The essence of this application is the following, pursuant to the Supreme Court:

"a procedure to discover, and, if applicable, repress, the wilful intent or abuse committed, supported on the legal autonomy of a company, penalising those managing the company, in order to put an end to fraud or abuse "

One of the most current cases is the sole-member company, in which the creation and use of the company for fraudulent purposes to avoid a personal obligation and responsibility of the member, is assumed.

However, there is not only one element or situation that clearly identifies a case of piercing of the corporate veil. The Spanish case law analyses case by case and freely assesses if the piercing of the corporate veil can be applied in each case.

Finally, we must say that the application of the piercing of the corporate veil doctrine is an exceptional resource, since, if possible, the channels provided for in the corporate regulations to claim incorrect attitudes, must be applied: appeal of shareholders’ agreements or the liability action against the director.

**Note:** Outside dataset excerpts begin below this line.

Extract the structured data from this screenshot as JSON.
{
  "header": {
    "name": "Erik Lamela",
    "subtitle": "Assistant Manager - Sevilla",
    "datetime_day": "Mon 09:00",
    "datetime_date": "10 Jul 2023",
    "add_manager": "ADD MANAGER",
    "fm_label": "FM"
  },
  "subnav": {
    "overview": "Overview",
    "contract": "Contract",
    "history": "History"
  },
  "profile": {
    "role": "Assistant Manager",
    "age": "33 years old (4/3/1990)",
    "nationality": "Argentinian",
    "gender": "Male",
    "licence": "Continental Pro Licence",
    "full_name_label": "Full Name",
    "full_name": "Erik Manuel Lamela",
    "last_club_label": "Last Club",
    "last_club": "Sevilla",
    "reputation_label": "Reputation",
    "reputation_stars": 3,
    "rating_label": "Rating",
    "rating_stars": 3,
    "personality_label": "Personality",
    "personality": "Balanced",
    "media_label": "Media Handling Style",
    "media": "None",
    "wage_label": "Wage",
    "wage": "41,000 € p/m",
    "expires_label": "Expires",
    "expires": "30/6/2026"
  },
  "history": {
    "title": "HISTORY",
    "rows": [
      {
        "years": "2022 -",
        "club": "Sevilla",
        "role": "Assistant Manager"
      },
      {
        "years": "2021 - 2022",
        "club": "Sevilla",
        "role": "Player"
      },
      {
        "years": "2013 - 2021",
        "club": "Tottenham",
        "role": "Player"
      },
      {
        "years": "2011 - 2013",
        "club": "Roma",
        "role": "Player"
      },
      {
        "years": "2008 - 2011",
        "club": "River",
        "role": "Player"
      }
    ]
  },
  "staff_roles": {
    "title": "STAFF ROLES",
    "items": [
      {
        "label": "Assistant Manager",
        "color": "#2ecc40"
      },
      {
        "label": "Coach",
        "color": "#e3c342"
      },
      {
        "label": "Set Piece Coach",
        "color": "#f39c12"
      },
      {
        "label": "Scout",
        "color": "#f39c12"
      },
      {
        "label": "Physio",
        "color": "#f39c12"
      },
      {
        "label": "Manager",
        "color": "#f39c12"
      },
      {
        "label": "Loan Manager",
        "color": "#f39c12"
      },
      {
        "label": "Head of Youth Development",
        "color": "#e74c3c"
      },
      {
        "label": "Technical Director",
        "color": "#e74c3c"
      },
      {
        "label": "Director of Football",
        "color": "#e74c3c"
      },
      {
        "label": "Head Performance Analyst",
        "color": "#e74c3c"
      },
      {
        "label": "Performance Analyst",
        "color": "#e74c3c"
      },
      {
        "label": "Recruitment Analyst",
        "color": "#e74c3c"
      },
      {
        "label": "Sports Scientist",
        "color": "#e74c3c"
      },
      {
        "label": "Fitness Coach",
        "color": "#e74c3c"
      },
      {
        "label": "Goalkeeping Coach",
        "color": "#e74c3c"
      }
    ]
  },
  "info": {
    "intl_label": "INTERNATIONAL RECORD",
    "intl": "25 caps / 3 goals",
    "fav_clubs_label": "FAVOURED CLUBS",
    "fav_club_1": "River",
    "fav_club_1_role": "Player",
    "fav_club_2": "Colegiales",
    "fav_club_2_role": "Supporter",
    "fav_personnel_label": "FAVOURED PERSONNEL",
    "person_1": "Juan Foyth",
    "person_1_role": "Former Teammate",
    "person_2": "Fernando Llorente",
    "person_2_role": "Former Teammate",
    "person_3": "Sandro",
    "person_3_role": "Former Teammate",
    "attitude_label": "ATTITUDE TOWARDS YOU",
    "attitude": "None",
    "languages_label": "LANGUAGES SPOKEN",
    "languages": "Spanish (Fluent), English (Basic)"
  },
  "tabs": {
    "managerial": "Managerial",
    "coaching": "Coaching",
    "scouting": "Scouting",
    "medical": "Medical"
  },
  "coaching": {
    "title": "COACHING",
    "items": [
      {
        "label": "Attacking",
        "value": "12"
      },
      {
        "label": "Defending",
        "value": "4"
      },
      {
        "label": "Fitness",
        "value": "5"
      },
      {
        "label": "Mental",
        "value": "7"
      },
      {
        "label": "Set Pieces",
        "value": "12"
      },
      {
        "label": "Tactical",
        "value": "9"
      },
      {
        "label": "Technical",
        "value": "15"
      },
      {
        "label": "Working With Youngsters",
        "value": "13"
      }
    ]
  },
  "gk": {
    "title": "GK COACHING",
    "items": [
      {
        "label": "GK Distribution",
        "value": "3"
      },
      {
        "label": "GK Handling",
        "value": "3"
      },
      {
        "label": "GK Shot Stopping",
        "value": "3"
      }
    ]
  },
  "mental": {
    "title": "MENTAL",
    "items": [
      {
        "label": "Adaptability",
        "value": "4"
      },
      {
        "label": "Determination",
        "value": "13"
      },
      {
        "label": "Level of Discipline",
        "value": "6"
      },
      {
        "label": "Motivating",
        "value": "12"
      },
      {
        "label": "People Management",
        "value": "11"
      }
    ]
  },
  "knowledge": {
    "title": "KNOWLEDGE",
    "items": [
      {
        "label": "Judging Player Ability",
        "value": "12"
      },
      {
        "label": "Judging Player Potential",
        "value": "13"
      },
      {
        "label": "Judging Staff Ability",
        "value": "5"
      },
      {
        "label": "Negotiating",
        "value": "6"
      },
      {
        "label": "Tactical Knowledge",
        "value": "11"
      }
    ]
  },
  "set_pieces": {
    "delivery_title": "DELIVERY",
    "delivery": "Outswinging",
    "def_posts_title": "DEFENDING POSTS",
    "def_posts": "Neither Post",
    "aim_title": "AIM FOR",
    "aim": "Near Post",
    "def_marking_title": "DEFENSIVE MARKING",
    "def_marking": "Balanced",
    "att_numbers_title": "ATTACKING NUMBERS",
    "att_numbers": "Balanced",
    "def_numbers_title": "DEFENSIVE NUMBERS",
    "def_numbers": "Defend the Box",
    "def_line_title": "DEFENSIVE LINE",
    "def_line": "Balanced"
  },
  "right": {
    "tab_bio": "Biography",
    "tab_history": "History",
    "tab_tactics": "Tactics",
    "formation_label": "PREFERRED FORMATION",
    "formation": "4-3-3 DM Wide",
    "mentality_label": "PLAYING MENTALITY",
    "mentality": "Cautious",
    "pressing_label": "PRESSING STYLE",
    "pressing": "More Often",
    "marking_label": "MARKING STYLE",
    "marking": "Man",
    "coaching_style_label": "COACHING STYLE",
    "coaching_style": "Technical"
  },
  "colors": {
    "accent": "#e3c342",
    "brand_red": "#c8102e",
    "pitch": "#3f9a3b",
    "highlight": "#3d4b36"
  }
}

If in any particular case, no legal action may be applied, then the piercing of the corporate veil could be asserted.

III. PIERCING OF THE CORPORATE VEIL IN THE US

In the US, the courts apply the “piercing of the corporate veil” doctrine similarly to the Spanish courts, although the laws and case law may be different in each state, so that in some states this doctrine is interpreted more flexibly than in other states.

In this regard, it is important to take into consideration that American companies must be applied the “local” law of the state of their registered offices, so that when court proceedings are initiated in another state where such company has acted, the court must apply the rule of the company’s state of origin.

In any event, the American case law has identified three possible cases or elements that may consider the application of the “piercing of the corporate veil” doctrine:

(a) Unit of interest and ownership.
(b) Fraudulent conduct.
(c) Probable cause.

It must be said that the American case law has analysed this doctrine for much longer than in Spain, so that therefore there are more judgments and possible forecasts of probability of estimating a claim of this type in the US.

IV. CONCLUSIONS

The piercing of the corporate veil doctrine is similar in both countries, although the case law is more consolidated and the cases are more categorised in the US, with differences among states.

In any event, each case is individually analysed, since there is not a clear and standardised legal standard regulating the piercing of the corporate veil and courts are free to decide either to apply such doctrine or not.